Of course, I do not believe this path has been successfully validated. The premise of going de-perceived is that the underlying layer must be stable and secure enough. Once a problem arises, users may not even be able to understand 'where the problem comes from,' which actually amplifies the risks. Thus, this kind of experience design has extremely high demands for execution, far exceeding those that only serve crypto natives.
Writing to this point, I prefer to view Vanar Chain as an experiment rather than a completed answer. It is probing a very real question: **If blockchain really wants to enter daily life, in what posture should it appear?** Should it declare its presence loudly or quietly support everything?
Personally, I lean towards the latter. I do not believe the future blockchain world will be one where everyone discusses gas and nodes. True mass adoption will certainly occur at a moment when 'users are hardly aware of the existence of blockchain.' Vanar chooses to start from the experience layer, actively reducing presence, which seems restrained and clear-headed in the current context.

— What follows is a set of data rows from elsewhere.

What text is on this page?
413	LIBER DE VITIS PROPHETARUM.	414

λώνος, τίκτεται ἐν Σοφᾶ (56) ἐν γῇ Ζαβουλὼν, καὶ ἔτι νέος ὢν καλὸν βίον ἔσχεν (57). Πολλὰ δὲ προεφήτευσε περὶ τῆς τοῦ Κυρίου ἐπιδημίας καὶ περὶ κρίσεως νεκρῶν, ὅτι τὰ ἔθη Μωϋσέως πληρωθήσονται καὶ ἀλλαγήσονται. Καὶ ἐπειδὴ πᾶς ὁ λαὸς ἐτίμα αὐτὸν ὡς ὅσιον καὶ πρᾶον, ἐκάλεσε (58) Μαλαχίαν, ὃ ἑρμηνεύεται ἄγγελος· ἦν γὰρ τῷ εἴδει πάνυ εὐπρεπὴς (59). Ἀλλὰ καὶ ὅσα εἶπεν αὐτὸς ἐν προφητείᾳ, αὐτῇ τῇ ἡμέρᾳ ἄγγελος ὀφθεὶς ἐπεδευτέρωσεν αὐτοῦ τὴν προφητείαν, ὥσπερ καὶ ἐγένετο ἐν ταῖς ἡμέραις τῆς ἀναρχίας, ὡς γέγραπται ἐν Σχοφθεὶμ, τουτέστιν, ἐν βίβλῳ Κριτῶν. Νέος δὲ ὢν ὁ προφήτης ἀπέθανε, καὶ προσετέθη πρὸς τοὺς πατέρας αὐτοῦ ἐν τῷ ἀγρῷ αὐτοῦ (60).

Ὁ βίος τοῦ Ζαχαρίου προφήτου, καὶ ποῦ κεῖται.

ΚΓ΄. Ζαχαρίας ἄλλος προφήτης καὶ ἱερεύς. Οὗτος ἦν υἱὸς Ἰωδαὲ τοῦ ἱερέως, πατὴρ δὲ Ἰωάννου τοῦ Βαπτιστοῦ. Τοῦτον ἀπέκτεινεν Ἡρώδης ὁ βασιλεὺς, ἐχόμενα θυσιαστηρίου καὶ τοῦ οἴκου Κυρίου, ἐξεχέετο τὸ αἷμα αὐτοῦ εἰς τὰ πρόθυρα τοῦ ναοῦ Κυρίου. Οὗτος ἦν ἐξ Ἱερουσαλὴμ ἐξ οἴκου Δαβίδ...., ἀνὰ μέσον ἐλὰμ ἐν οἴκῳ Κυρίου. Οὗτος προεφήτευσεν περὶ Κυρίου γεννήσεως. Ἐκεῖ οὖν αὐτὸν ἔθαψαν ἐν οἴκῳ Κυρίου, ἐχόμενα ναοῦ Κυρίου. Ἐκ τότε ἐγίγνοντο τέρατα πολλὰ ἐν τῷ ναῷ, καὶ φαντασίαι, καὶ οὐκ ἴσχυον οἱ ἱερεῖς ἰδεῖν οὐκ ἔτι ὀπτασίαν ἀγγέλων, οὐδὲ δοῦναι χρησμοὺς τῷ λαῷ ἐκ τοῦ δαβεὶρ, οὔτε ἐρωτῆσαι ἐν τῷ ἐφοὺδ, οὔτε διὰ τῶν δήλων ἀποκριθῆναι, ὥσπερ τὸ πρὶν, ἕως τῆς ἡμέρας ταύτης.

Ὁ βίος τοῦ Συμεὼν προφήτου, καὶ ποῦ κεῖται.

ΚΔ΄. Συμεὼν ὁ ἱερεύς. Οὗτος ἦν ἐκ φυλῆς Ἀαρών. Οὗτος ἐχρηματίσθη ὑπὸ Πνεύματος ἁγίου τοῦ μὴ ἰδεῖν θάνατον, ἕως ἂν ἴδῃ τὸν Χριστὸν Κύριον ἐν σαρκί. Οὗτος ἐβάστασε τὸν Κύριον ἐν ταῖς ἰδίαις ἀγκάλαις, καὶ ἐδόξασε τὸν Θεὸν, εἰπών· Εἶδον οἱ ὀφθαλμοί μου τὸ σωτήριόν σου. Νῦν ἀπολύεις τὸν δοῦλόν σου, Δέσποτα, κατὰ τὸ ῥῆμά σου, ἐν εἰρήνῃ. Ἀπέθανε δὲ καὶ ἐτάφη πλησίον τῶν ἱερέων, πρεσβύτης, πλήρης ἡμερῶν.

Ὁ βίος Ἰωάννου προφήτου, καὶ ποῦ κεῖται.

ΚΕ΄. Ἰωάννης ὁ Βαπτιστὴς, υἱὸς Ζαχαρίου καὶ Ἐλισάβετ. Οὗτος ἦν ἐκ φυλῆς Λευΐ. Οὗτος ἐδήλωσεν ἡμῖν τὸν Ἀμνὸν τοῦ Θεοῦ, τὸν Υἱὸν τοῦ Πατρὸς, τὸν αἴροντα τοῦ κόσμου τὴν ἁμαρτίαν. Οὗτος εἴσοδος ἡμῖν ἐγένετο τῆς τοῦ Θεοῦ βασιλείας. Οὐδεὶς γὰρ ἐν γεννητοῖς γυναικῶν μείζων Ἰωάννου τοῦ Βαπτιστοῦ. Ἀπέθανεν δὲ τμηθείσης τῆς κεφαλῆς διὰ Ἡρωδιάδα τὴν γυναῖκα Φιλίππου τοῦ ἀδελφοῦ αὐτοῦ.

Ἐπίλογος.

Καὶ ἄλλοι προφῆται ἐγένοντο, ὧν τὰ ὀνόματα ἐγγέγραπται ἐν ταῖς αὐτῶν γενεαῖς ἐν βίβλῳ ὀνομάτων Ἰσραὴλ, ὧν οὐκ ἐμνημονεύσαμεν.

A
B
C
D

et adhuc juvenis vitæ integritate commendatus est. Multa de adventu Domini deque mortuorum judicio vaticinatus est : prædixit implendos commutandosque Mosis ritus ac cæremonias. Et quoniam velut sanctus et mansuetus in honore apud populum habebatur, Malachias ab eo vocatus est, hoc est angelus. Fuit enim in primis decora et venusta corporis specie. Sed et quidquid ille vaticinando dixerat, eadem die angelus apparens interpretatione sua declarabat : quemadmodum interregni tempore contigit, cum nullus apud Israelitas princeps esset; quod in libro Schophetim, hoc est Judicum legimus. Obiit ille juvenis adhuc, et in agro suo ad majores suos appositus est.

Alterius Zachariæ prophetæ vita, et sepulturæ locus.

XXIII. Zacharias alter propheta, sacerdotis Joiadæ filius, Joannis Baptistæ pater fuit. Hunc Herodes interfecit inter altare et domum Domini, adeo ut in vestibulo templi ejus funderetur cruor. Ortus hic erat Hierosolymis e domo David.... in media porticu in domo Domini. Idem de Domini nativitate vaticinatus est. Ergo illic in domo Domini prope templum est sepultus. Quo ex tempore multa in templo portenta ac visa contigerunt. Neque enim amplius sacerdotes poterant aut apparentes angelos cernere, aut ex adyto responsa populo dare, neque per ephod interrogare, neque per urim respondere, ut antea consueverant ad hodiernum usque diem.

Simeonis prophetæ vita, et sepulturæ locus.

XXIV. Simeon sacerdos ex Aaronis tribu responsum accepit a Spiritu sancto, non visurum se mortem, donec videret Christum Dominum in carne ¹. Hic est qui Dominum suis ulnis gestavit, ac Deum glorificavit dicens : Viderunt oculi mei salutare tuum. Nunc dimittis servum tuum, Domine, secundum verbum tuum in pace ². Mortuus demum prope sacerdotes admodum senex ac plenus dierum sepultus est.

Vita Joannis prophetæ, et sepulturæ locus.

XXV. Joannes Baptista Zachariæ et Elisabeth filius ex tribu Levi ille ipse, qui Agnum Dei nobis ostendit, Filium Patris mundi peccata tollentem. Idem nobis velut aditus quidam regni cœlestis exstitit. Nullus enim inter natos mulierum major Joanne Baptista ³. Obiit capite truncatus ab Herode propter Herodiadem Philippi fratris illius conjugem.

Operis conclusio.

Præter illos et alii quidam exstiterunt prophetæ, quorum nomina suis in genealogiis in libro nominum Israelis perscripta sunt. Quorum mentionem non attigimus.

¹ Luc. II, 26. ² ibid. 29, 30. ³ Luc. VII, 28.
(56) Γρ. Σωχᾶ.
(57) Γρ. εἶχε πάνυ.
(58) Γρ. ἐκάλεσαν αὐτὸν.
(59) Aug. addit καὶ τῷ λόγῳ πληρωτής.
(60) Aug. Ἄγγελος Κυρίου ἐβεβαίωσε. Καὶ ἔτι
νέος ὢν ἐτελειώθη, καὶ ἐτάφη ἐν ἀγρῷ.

Of course, de-perception does not mean de-responsibility. What Vanar will face next is how to maintain transparency and trust while reducing perception. This is a problem that is more difficult than technology. But at least in terms of design philosophy, it has already taken a step that is different from most chains.
If I were to give @Vanarchain a periodic evaluation, I would say: it is not trying to redefine how powerful blockchain is, but is pondering when blockchain should 'exit the stage.' And this may very well be a transformation that blockchain must undergo to enter the real world.